1. You crop all photos in the middle of your forehead.
Which makes it difficult to do group photos, but so be it.
2. You have to be extra diligent about putting sunscreen on your forehead.
Because it feels like your forehead is basically a target for the sun.
3. You are so expert at contouring your forehead that it basically disappears.
But highlighting a big forehead is a dangerous game of trickery. How shiny do you want it, really?
4. Ponytails in general are rough.
God bless us with Tyra Bank’s confidence (and bone structure).
5. You have experimented with Photoshop apps to make your forehead smaller.
But you just end up looking like an alien.
6. You convince yourself to get bangs once every couple of years.
But they are SOOO high-maintenance.
7. You stare at photos of Rihanna all day.
To remind yourself that one of the most beautiful humans ever has a big forehead.

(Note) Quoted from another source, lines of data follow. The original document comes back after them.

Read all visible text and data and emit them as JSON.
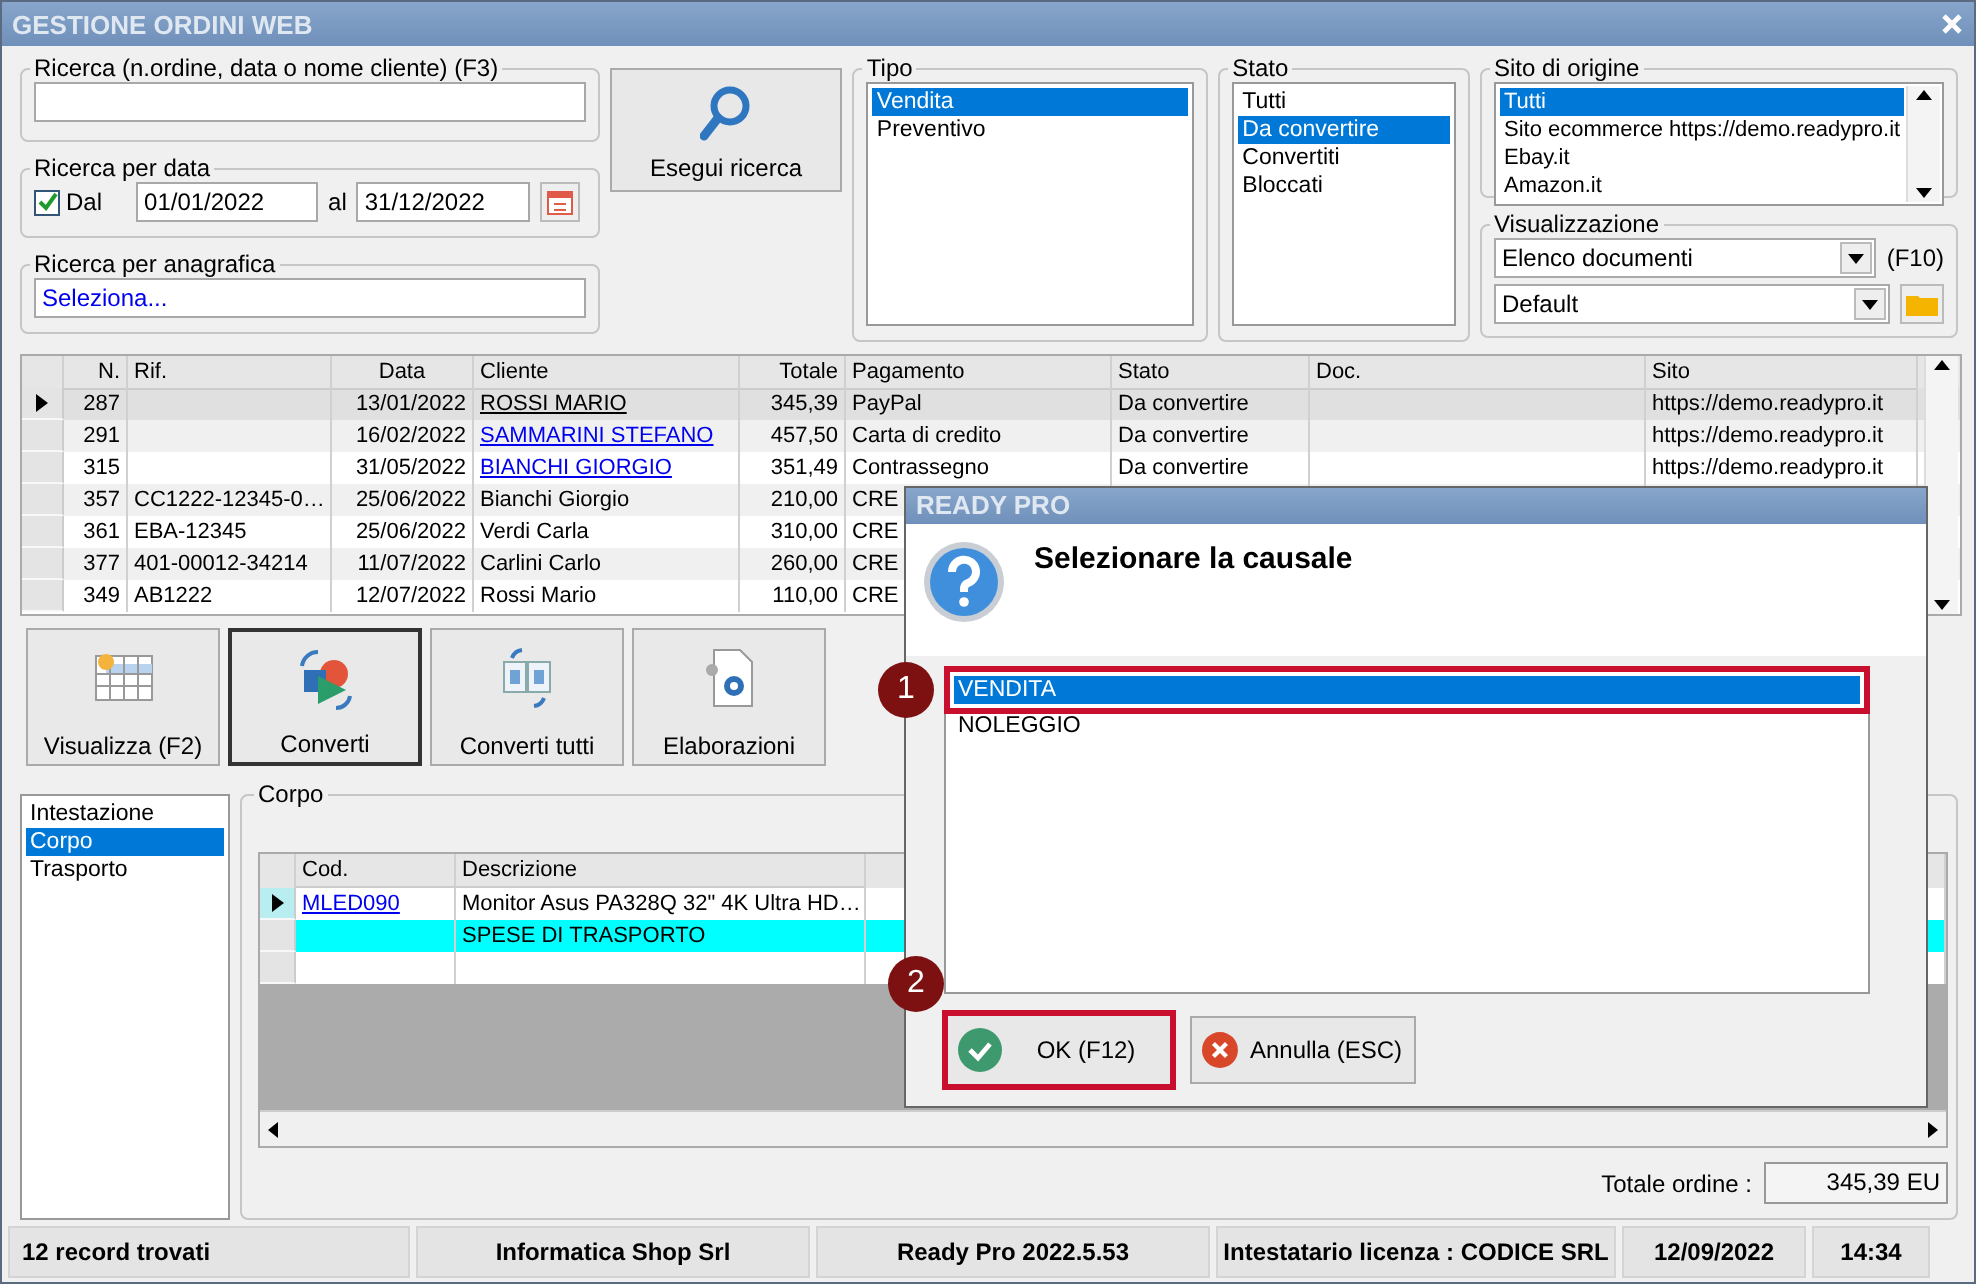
{
  "window": {
    "title": "GESTIONE ORDINI WEB"
  },
  "search": {
    "label": "Ricerca (n.ordine, data o nome cliente) (F3)"
  },
  "date_search": {
    "label": "Ricerca per data",
    "checkbox_label": "Dal",
    "checked": true,
    "from": "01/01/2022",
    "to_label": "al",
    "to": "31/12/2022"
  },
  "registry_search": {
    "label": "Ricerca per anagrafica",
    "value": "Seleziona..."
  },
  "search_button": {
    "label": "Esegui ricerca"
  },
  "tipo": {
    "label": "Tipo",
    "items": [
      {
        "label": "Vendita",
        "selected": true
      },
      {
        "label": "Preventivo",
        "selected": false
      }
    ]
  },
  "stato": {
    "label": "Stato",
    "items": [
      {
        "label": "Tutti",
        "selected": false
      },
      {
        "label": "Da convertire",
        "selected": true
      },
      {
        "label": "Convertiti",
        "selected": false
      },
      {
        "label": "Bloccati",
        "selected": false
      }
    ]
  },
  "sito": {
    "label": "Sito di origine",
    "items": [
      {
        "label": "Tutti",
        "selected": true
      },
      {
        "label": "Sito ecommerce https://demo.readypro.it",
        "selected": false
      },
      {
        "label": "Ebay.it",
        "selected": false
      },
      {
        "label": "Amazon.it",
        "selected": false
      }
    ]
  },
  "visualizzazione": {
    "label": "Visualizzazione",
    "view": "Elenco documenti",
    "shortcut": "(F10)",
    "layout": "Default"
  },
  "table": {
    "columns": [
      "N.",
      "Rif.",
      "Data",
      "Cliente",
      "Totale",
      "Pagamento",
      "Stato",
      "Doc.",
      "Sito"
    ],
    "rows": [
      {
        "selected": true,
        "link": true,
        "n": "287",
        "data": "13/01/2022",
        "cliente": "ROSSI MARIO",
        "totale": "345,39",
        "pagamento": "PayPal",
        "stato": "Da convertire",
        "sito": "https://demo.readypro.it"
      },
      {
        "selected": false,
        "link": true,
        "n": "291",
        "data": "16/02/2022",
        "cliente": "SAMMARINI STEFANO",
        "totale": "457,50",
        "pagamento": "Carta di credito",
        "stato": "Da convertire",
        "sito": "https://demo.readypro.it"
      },
      {
        "selected": false,
        "link": true,
        "n": "315",
        "data": "31/05/2022",
        "cliente": "BIANCHI GIORGIO",
        "totale": "351,49",
        "pagamento": "Contrassegno",
        "stato": "Da convertire",
        "sito": "https://demo.readypro.it"
      },
      {
        "selected": false,
        "link": false,
        "n": "357",
        "rif": "CC1222-12345-0…",
        "data": "25/06/2022",
        "cliente": "Bianchi Giorgio",
        "totale": "210,00",
        "pagamento": "CRE"
      },
      {
        "selected": false,
        "link": false,
        "n": "361",
        "rif": "EBA-12345",
        "data": "25/06/2022",
        "cliente": "Verdi Carla",
        "totale": "310,00",
        "pagamento": "CRE"
      },
      {
        "selected": false,
        "link": false,
        "n": "377",
        "rif": "401-00012-34214",
        "data": "11/07/2022",
        "cliente": "Carlini Carlo",
        "totale": "260,00",
        "pagamento": "CRE"
      },
      {
        "selected": false,
        "link": false,
        "n": "349",
        "rif": "AB1222",
        "data": "12/07/2022",
        "cliente": "Rossi Mario",
        "totale": "110,00",
        "pagamento": "CRE"
      }
    ]
  },
  "actions": [
    {
      "label": "Visualizza (F2)",
      "kind": "grid",
      "pressed": false
    },
    {
      "label": "Converti",
      "kind": "convert",
      "pressed": true
    },
    {
      "label": "Converti tutti",
      "kind": "copy",
      "pressed": false
    },
    {
      "label": "Elaborazioni",
      "kind": "process",
      "pressed": false
    }
  ],
  "sections": [
    {
      "label": "Intestazione",
      "selected": false
    },
    {
      "label": "Corpo",
      "selected": true
    },
    {
      "label": "Trasporto",
      "selected": false
    }
  ],
  "corpo": {
    "label": "Corpo",
    "columns": [
      "Cod.",
      "Descrizione"
    ],
    "rows": [
      {
        "current": true,
        "highlighted": false,
        "cod": "MLED090",
        "descrizione": "Monitor Asus PA328Q 32\" 4K Ultra HD…"
      },
      {
        "current": false,
        "highlighted": true,
        "descrizione": "SPESE DI TRASPORTO"
      },
      {
        "current": false,
        "highlighted": false
      }
    ],
    "total_label": "Totale ordine :",
    "total": "345,39 EU"
  },
  "status_bar": [
    "12 record trovati",
    "Informatica Shop Srl",
    "Ready Pro 2022.5.53",
    "Intestatario licenza : CODICE SRL",
    "12/09/2022",
    "14:34"
  ],
  "dialog": {
    "title": "READY PRO",
    "message": "Selezionare la causale",
    "items": [
      {
        "label": "VENDITA",
        "selected": true,
        "highlighted": true,
        "step": "1"
      },
      {
        "label": "NOLEGGIO",
        "selected": false,
        "highlighted": false
      }
    ],
    "buttons": [
      {
        "label": "OK (F12)",
        "kind": "ok",
        "highlighted": true,
        "step": "2"
      },
      {
        "label": "Annulla (ESC)",
        "kind": "cancel",
        "highlighted": false
      }
    ]
  }
}
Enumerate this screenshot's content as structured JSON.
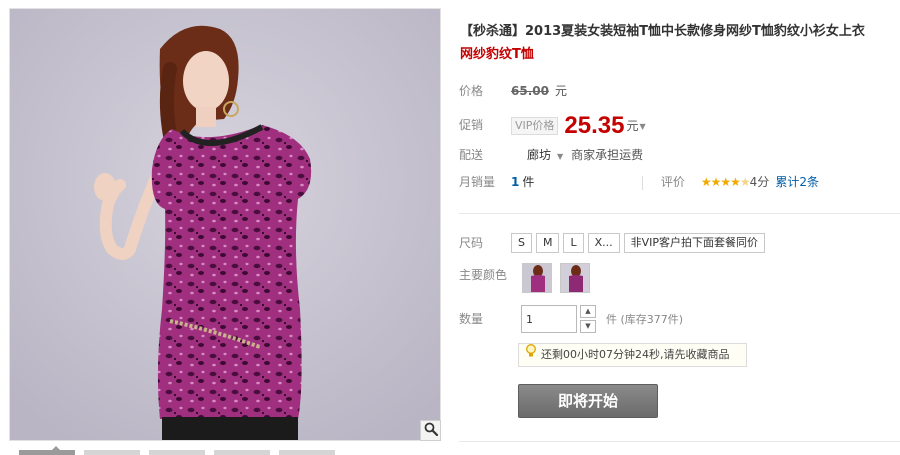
{
  "product": {
    "title_main": "【秒杀通】2013夏装女装短袖T恤中长款修身网纱T恤豹纹小衫女上衣",
    "title_sub": "网纱豹纹T恤"
  },
  "price": {
    "label": "价格",
    "original": "65.00",
    "unit": "元"
  },
  "promo": {
    "label": "促销",
    "tag": "VIP价格",
    "price": "25.35",
    "unit": "元"
  },
  "shipping": {
    "label": "配送",
    "location": "廊坊",
    "note": "商家承担运费"
  },
  "sales": {
    "label": "月销量",
    "count": "1",
    "unit": "件",
    "review_label": "评价",
    "stars": "★★★★",
    "half_star": "★",
    "score": "4分",
    "review_count": "累计2条"
  },
  "size": {
    "label": "尺码",
    "options": [
      "S",
      "M",
      "L",
      "X..."
    ],
    "note_btn": "非VIP客户拍下面套餐同价"
  },
  "color": {
    "label": "主要颜色"
  },
  "quantity": {
    "label": "数量",
    "value": "1",
    "stock": "件 (库存377件)"
  },
  "countdown": {
    "text": "还剩00小时07分钟24秒,请先收藏商品"
  },
  "action": {
    "start_label": "即将开始"
  },
  "icons": {
    "zoom": "magnifier-icon",
    "bulb": "lightbulb-icon",
    "caret": "caret-down-icon"
  },
  "colors": {
    "price_red": "#c40000",
    "link_blue": "#005ea7",
    "star_gold": "#f2a900",
    "button_gray": "#7a7a7a"
  }
}
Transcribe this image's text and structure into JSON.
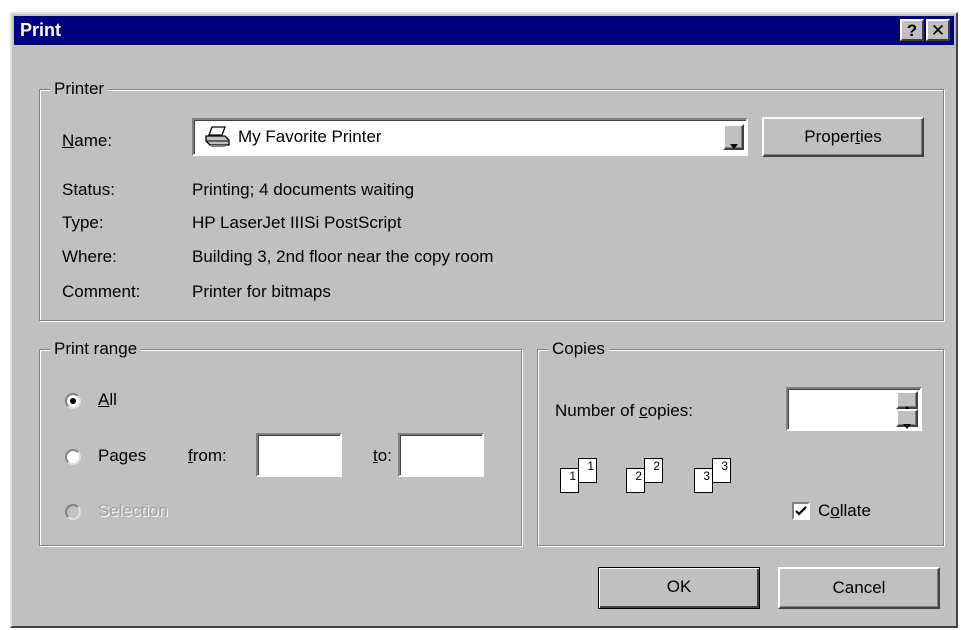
{
  "window": {
    "title": "Print",
    "help_glyph": "?",
    "close_glyph": "✕"
  },
  "printer": {
    "group_label": "Printer",
    "name_label_key": "N",
    "name_label_rest": "ame:",
    "selected_printer": "My Favorite Printer",
    "properties_pre": "Proper",
    "properties_key": "t",
    "properties_post": "ies",
    "status_label": "Status:",
    "status_value": "Printing; 4 documents waiting",
    "type_label": "Type:",
    "type_value": "HP LaserJet IIISi PostScript",
    "where_label": "Where:",
    "where_value": "Building 3, 2nd floor near the copy room",
    "comment_label": "Comment:",
    "comment_value": "Printer for bitmaps"
  },
  "print_range": {
    "group_label": "Print range",
    "all_key": "A",
    "all_rest": "ll",
    "pages_pre": "Pa",
    "pages_key": "g",
    "pages_post": "es",
    "from_key": "f",
    "from_rest": "rom:",
    "from_value": "",
    "to_key": "t",
    "to_rest": "o:",
    "to_value": "",
    "selection_label": "Selection",
    "selected_option": "all"
  },
  "copies": {
    "group_label": "Copies",
    "number_pre": "Number of ",
    "number_key": "c",
    "number_post": "opies:",
    "number_value": "",
    "collate_pre": "C",
    "collate_key": "o",
    "collate_post": "llate",
    "collate_checked": true,
    "page_numbers": [
      "1",
      "1",
      "2",
      "2",
      "3",
      "3"
    ]
  },
  "buttons": {
    "ok": "OK",
    "cancel": "Cancel"
  },
  "icons": {
    "printer": "printer-icon",
    "dropdown": "dropdown-arrow-icon",
    "spin_up": "spin-up-icon",
    "spin_down": "spin-down-icon",
    "check": "checkmark-icon"
  },
  "colors": {
    "titlebar": "#000080",
    "face": "#c0c0c0"
  }
}
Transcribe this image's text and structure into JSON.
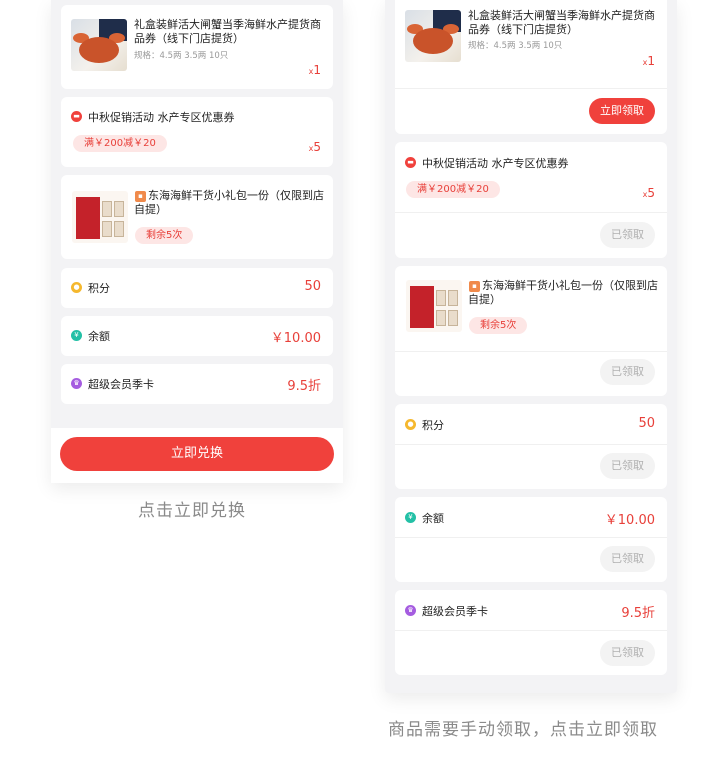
{
  "product": {
    "name": "礼盒装鲜活大闸蟹当季海鲜水产提货商品券（线下门店提货）",
    "spec": "规格：4.5两 3.5两 10只",
    "quantity_prefix": "x",
    "quantity": "1"
  },
  "coupon": {
    "icon": "coupon-icon",
    "title": "中秋促销活动 水产专区优惠券",
    "tag": "满￥200减￥20",
    "quantity_prefix": "x",
    "quantity": "5"
  },
  "gift": {
    "icon": "gift-icon",
    "title": "东海海鲜干货小礼包一份（仅限到店自提）",
    "tag": "剩余5次"
  },
  "points": {
    "icon": "points-icon",
    "label": "积分",
    "value": "50"
  },
  "balance": {
    "icon": "yuan-icon",
    "label": "余额",
    "value": "￥10.00"
  },
  "membership": {
    "icon": "crown-icon",
    "label": "超级会员季卡",
    "value": "9.5折"
  },
  "left_panel": {
    "redeem_button": "立即兑换",
    "caption": "点击立即兑换"
  },
  "right_panel": {
    "claim_button": "立即领取",
    "claimed_button": "已领取",
    "caption": "商品需要手动领取，点击立即领取"
  },
  "colors": {
    "accent": "#f0413c",
    "price": "#e8403a",
    "tag_bg": "#fde6e5",
    "page_bg": "#f3f3f5"
  }
}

8. You argue with other big forehead friends over whose head is largest.
“Yours is just a four head, I have a FIVE HEAD!”
9. Parting your hair in the middle is a luxury that only small heads and underwear models can achieve.
Then again, Rachel McAdams has NO PROBLEM doing it.
10. Hats are your best friend.
They’re a great forehead equalizer.
11. You obsessively Google “haircuts for big foreheads.”
And the result is always just, “Get bangs.”
12. But then you found out that when artists draw faces, the forehead takes up nearly half the face-
And realize that your forehead is anatomically perfect and everything is cool.